“Ah, yes,” she said, as mildly as she could manage. “We would simply seek an official institutional partnership to overcome some unfortunate attacks, anonymously published, over the last months. I expect that is the easiest of our requests.”
At that, Dr. Cecil actually smiled, a short chuckle escaping him. “I like you, Miss Casper,” he said, opening the front drawer of his desk and withdrawing clean parchment and a jar of ink. “I think, in another world, you would have been a formidable member of the Royal College of Physicians.”
“Perhaps that is true,” she said. “In this one, I shall have to remain content to simply be a formidable member of London’s medical landscape, such as it is.”
“And so you are,” he said to her, nodding. “And so you are.”
CHAPTER 31
There was a carriage waiting for them when they emerged from the hospital, evidently ordered by Guy’s itself as a courtesy, with the little man who’d shepherded them to and from the office encouraging them to take it to their next destination: presumably, the Clerkenwell Clinic.
Mae paused, smiling at her grandfather, her cheeks still warm with disbelief. “You take it,” she said to him, handing over her folio filled with the precious fresh ink of signatures. “I need to walk. I’m full of nerves.”
“Hm,” said her grandfather, his eyes flicking to Roland Reed awaiting her at the foot of the approach. “And eager to speak to your beau, I think, too?”
“Grandy,” she tutted, her cheeks heating further.
“Don’t dally,” he told her. “They’re all waiting for you at that clinic. Not me.”
But he went. He went.
And as the carriage rumbled off around the corner, she found Roland at her side, taking her hand gently in his and tucking it into his elbow. “Where are we going?” he asked her. “The clinic?”
“Where else?” she said with a little smile as they began to walk.
“I could think of a few places,” he returned, giving her a meaningful up-and-down look. “Venice. Seville. New York. My flat.”
“Hm,” she said, leaning into him. “Tempting.”
For a time they just walked in silence, their footfalls matching in pace and breadth as the city inched past. She was looking for the words, she realized, when really she needed only to say one thing.
“We won,” she told him, turning her head. “But you knew that, I think.”
“Oh, yes,” he assured her, pulling her closer. “I know everything.”
She shook her head, chuckling. “Sometimes I think you actually do. How did you know I was wearing the gold underthings?”
“Mae,” he said, turquoise flitting to the corners of his eyes as he glanced at her. “Do not make me tell you that while we are in full view of the public.”

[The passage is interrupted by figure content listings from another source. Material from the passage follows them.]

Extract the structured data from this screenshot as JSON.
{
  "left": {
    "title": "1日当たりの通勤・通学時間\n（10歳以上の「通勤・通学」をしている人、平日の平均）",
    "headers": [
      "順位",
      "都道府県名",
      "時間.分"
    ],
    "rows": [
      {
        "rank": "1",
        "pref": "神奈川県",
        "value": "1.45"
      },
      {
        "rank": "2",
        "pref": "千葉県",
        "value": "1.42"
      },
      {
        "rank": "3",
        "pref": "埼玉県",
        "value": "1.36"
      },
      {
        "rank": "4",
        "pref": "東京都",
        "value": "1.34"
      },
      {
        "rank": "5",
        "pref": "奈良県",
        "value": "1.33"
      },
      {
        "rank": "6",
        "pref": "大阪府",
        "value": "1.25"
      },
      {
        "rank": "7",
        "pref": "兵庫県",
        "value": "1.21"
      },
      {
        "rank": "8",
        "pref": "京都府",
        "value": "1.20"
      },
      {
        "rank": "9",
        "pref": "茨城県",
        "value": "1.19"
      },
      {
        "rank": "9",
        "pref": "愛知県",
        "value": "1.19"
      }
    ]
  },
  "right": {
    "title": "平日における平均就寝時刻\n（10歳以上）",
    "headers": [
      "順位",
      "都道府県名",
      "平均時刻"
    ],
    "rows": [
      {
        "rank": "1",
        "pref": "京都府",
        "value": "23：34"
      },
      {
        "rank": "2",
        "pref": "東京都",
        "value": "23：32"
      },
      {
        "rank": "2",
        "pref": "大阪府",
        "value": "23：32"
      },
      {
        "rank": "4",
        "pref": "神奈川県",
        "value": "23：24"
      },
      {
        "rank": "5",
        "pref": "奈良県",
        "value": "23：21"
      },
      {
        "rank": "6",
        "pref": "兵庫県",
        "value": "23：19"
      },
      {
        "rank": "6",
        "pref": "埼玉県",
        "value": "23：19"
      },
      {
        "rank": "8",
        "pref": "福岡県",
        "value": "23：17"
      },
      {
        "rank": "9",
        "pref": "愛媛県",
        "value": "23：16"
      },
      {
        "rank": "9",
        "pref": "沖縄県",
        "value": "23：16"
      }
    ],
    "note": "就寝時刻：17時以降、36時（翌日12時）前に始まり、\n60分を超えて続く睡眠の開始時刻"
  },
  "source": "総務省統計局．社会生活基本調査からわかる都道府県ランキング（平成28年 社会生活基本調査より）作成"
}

“Make you?” she replied, grinning.
“I told you before,” he said. “Wear that and I will confess to everything.”
“Remarkable,” she marveled. “And you can’t even see it properly. Yet.”

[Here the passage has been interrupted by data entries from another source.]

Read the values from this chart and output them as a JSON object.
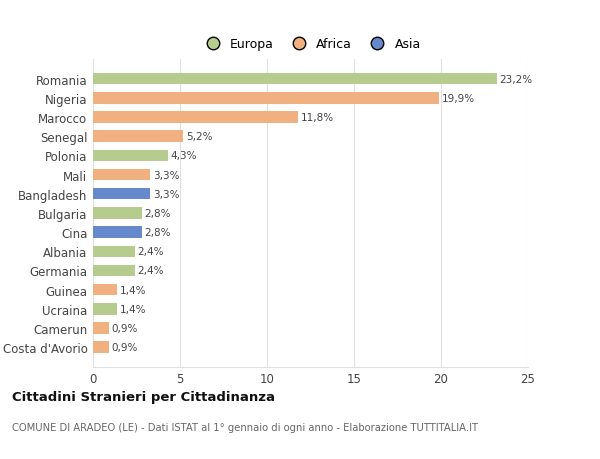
{
  "categories": [
    "Romania",
    "Nigeria",
    "Marocco",
    "Senegal",
    "Polonia",
    "Mali",
    "Bangladesh",
    "Bulgaria",
    "Cina",
    "Albania",
    "Germania",
    "Guinea",
    "Ucraina",
    "Camerun",
    "Costa d'Avorio"
  ],
  "values": [
    23.2,
    19.9,
    11.8,
    5.2,
    4.3,
    3.3,
    3.3,
    2.8,
    2.8,
    2.4,
    2.4,
    1.4,
    1.4,
    0.9,
    0.9
  ],
  "labels": [
    "23,2%",
    "19,9%",
    "11,8%",
    "5,2%",
    "4,3%",
    "3,3%",
    "3,3%",
    "2,8%",
    "2,8%",
    "2,4%",
    "2,4%",
    "1,4%",
    "1,4%",
    "0,9%",
    "0,9%"
  ],
  "bar_colors": [
    "#b5cc8e",
    "#f0b080",
    "#f0b080",
    "#f0b080",
    "#b5cc8e",
    "#f0b080",
    "#6688cc",
    "#b5cc8e",
    "#6688cc",
    "#b5cc8e",
    "#b5cc8e",
    "#f0b080",
    "#b5cc8e",
    "#f0b080",
    "#f0b080"
  ],
  "xlim": [
    0,
    25
  ],
  "xticks": [
    0,
    5,
    10,
    15,
    20,
    25
  ],
  "title": "Cittadini Stranieri per Cittadinanza",
  "subtitle": "COMUNE DI ARADEO (LE) - Dati ISTAT al 1° gennaio di ogni anno - Elaborazione TUTTITALIA.IT",
  "legend_labels": [
    "Europa",
    "Africa",
    "Asia"
  ],
  "legend_colors": [
    "#b5cc8e",
    "#f0b080",
    "#6688cc"
  ],
  "bg_color": "#ffffff",
  "grid_color": "#e0e0e0",
  "label_color": "#555555",
  "text_color": "#444444"
}
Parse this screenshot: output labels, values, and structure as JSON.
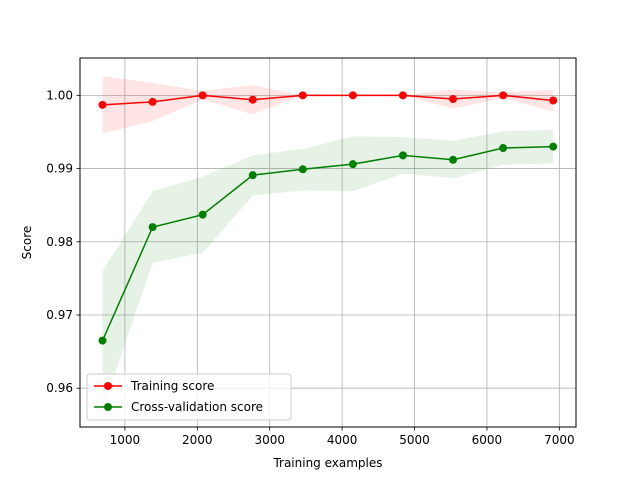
{
  "chart_data": {
    "type": "line",
    "xlabel": "Training examples",
    "ylabel": "Score",
    "xlim": [
      380,
      7230
    ],
    "ylim": [
      0.9547,
      1.0051
    ],
    "xticks": [
      1000,
      2000,
      3000,
      4000,
      5000,
      6000,
      7000
    ],
    "xtick_labels": [
      "1000",
      "2000",
      "3000",
      "4000",
      "5000",
      "6000",
      "7000"
    ],
    "yticks": [
      0.96,
      0.97,
      0.98,
      0.99,
      1.0
    ],
    "ytick_labels": [
      "0.96",
      "0.97",
      "0.98",
      "0.99",
      "1.00"
    ],
    "grid": true,
    "legend_position": "lower-left",
    "x": [
      691,
      1383,
      2074,
      2766,
      3457,
      4149,
      4840,
      5532,
      6223,
      6915
    ],
    "series": [
      {
        "name": "Training score",
        "color": "#ff0000",
        "band_color": "#ff0000",
        "values": [
          0.9987,
          0.9991,
          1.0,
          0.9994,
          1.0,
          1.0,
          1.0,
          0.9995,
          1.0,
          0.9993
        ],
        "lower": [
          0.9948,
          0.9965,
          0.9994,
          0.9974,
          1.0,
          1.0,
          1.0,
          0.9982,
          0.9996,
          0.9978
        ],
        "upper": [
          1.0026,
          1.0017,
          1.0006,
          1.0014,
          1.0,
          1.0,
          1.0,
          1.0008,
          1.0004,
          1.0008
        ]
      },
      {
        "name": "Cross-validation score",
        "color": "#008000",
        "band_color": "#008000",
        "values": [
          0.9665,
          0.982,
          0.9837,
          0.9891,
          0.9899,
          0.9906,
          0.9918,
          0.9912,
          0.9928,
          0.993
        ],
        "lower": [
          0.9571,
          0.9771,
          0.9785,
          0.9863,
          0.987,
          0.9869,
          0.9893,
          0.9887,
          0.9905,
          0.9907
        ],
        "upper": [
          0.976,
          0.9869,
          0.9889,
          0.9918,
          0.9927,
          0.9944,
          0.9943,
          0.9938,
          0.9951,
          0.9953
        ]
      }
    ]
  }
}
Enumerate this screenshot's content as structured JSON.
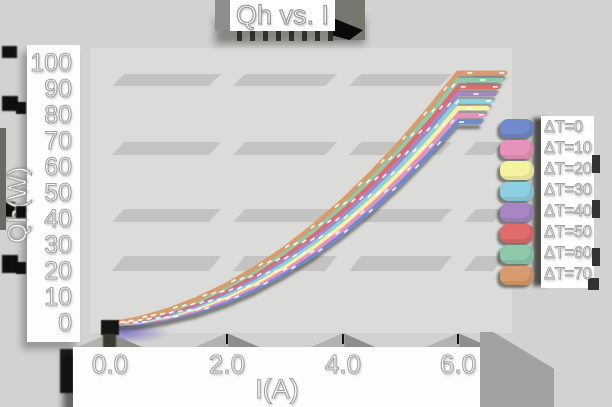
{
  "title": "Qh vs. I",
  "axes": {
    "x_label": "I(A)",
    "y_label": "Qh(W)",
    "x_ticks": [
      "0.0",
      "2.0",
      "4.0",
      "6.0"
    ],
    "y_ticks": [
      "100",
      "90",
      "80",
      "70",
      "60",
      "50",
      "40",
      "30",
      "20",
      "10",
      "0"
    ]
  },
  "legend": {
    "items": [
      {
        "label": "ΔT=0",
        "color": "#7289cb"
      },
      {
        "label": "ΔT=10",
        "color": "#e792ba"
      },
      {
        "label": "ΔT=20",
        "color": "#f6f2a3"
      },
      {
        "label": "ΔT=30",
        "color": "#8bcfe0"
      },
      {
        "label": "ΔT=40",
        "color": "#a687c3"
      },
      {
        "label": "ΔT=50",
        "color": "#df6b6c"
      },
      {
        "label": "ΔT=60",
        "color": "#8ecaa9"
      },
      {
        "label": "ΔT=70",
        "color": "#d79b6e"
      }
    ]
  },
  "colors": {
    "background": "#d2d2d0",
    "plot_background": "#dbdbd9",
    "grid_band": "#c3c3c1",
    "text_fill": "#ffffff",
    "text_outline": "#a2a29f"
  },
  "chart_data": {
    "type": "line",
    "title": "Qh vs. I",
    "xlabel": "I(A)",
    "ylabel": "Qh(W)",
    "xlim": [
      0,
      6.5
    ],
    "ylim": [
      0,
      100
    ],
    "grid": "horizontal-bands",
    "legend_position": "right",
    "x": [
      0,
      0.5,
      1,
      1.5,
      2,
      2.5,
      3,
      3.5,
      4,
      4.5,
      5,
      5.5,
      6
    ],
    "series": [
      {
        "name": "ΔT=0",
        "color": "#7289cb",
        "values": [
          0,
          0.5,
          2.2,
          4.8,
          8.6,
          13.4,
          19.4,
          26.3,
          34.4,
          43.5,
          53.8,
          65.0,
          77.4
        ]
      },
      {
        "name": "ΔT=10",
        "color": "#e792ba",
        "values": [
          0,
          0.8,
          2.6,
          5.5,
          9.5,
          14.6,
          20.7,
          27.9,
          36.2,
          45.6,
          56.0,
          67.5,
          80.1
        ]
      },
      {
        "name": "ΔT=20",
        "color": "#f6f2a3",
        "values": [
          0,
          1.0,
          3.1,
          6.2,
          10.4,
          15.7,
          22.1,
          29.5,
          38.0,
          47.6,
          58.3,
          70.0,
          82.8
        ]
      },
      {
        "name": "ΔT=30",
        "color": "#8bcfe0",
        "values": [
          0,
          1.2,
          3.5,
          6.9,
          11.3,
          16.8,
          23.4,
          31.1,
          39.8,
          49.6,
          60.5,
          72.5,
          85.5
        ]
      },
      {
        "name": "ΔT=40",
        "color": "#a687c3",
        "values": [
          0,
          1.4,
          4.0,
          7.5,
          12.2,
          17.9,
          24.8,
          32.6,
          41.6,
          51.6,
          62.8,
          74.9,
          88.2
        ]
      },
      {
        "name": "ΔT=50",
        "color": "#df6b6c",
        "values": [
          0,
          1.7,
          4.4,
          8.2,
          13.1,
          19.1,
          26.1,
          34.2,
          43.4,
          53.7,
          65.0,
          77.4,
          90.9
        ]
      },
      {
        "name": "ΔT=60",
        "color": "#8ecaa9",
        "values": [
          0,
          1.9,
          4.9,
          8.9,
          14.0,
          20.2,
          27.5,
          35.8,
          45.2,
          55.7,
          67.3,
          79.9,
          93.6
        ]
      },
      {
        "name": "ΔT=70",
        "color": "#d79b6e",
        "values": [
          0,
          2.1,
          5.3,
          9.6,
          14.9,
          21.3,
          28.8,
          37.4,
          47.0,
          57.7,
          69.5,
          82.4,
          96.3
        ]
      }
    ]
  }
}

He gave a little groan at that final word and tugged her down an alley, a shortcut, that would get them to the clinic in better time.
He spun her, pinning her quickly against a narrow wooden door with one hand at her throat and the other at her waist, claiming her mouth with an abrupt and burning hunger that scattered all the nerves she had felt leaving that hospital directly into the London air.
Before she could so much as catch her breath to kiss him back, he had pulled away again and was tugging her back down their path.
“You are becoming a very wicked woman,” he told her, smiling to himself at the way she was gasping for breath. “I hope that is my fault.”
“Oh,” she managed, stumbling after him. “It is.”
The clinic seemed to rush to meet them, evidently determined to rob Mae of any further surprise alleyways that might have otherwise intercepted their journey. But, she supposed, she was happy to see it too.
And the cheer that erupted when she entered would live in her heart for all the rest of her days.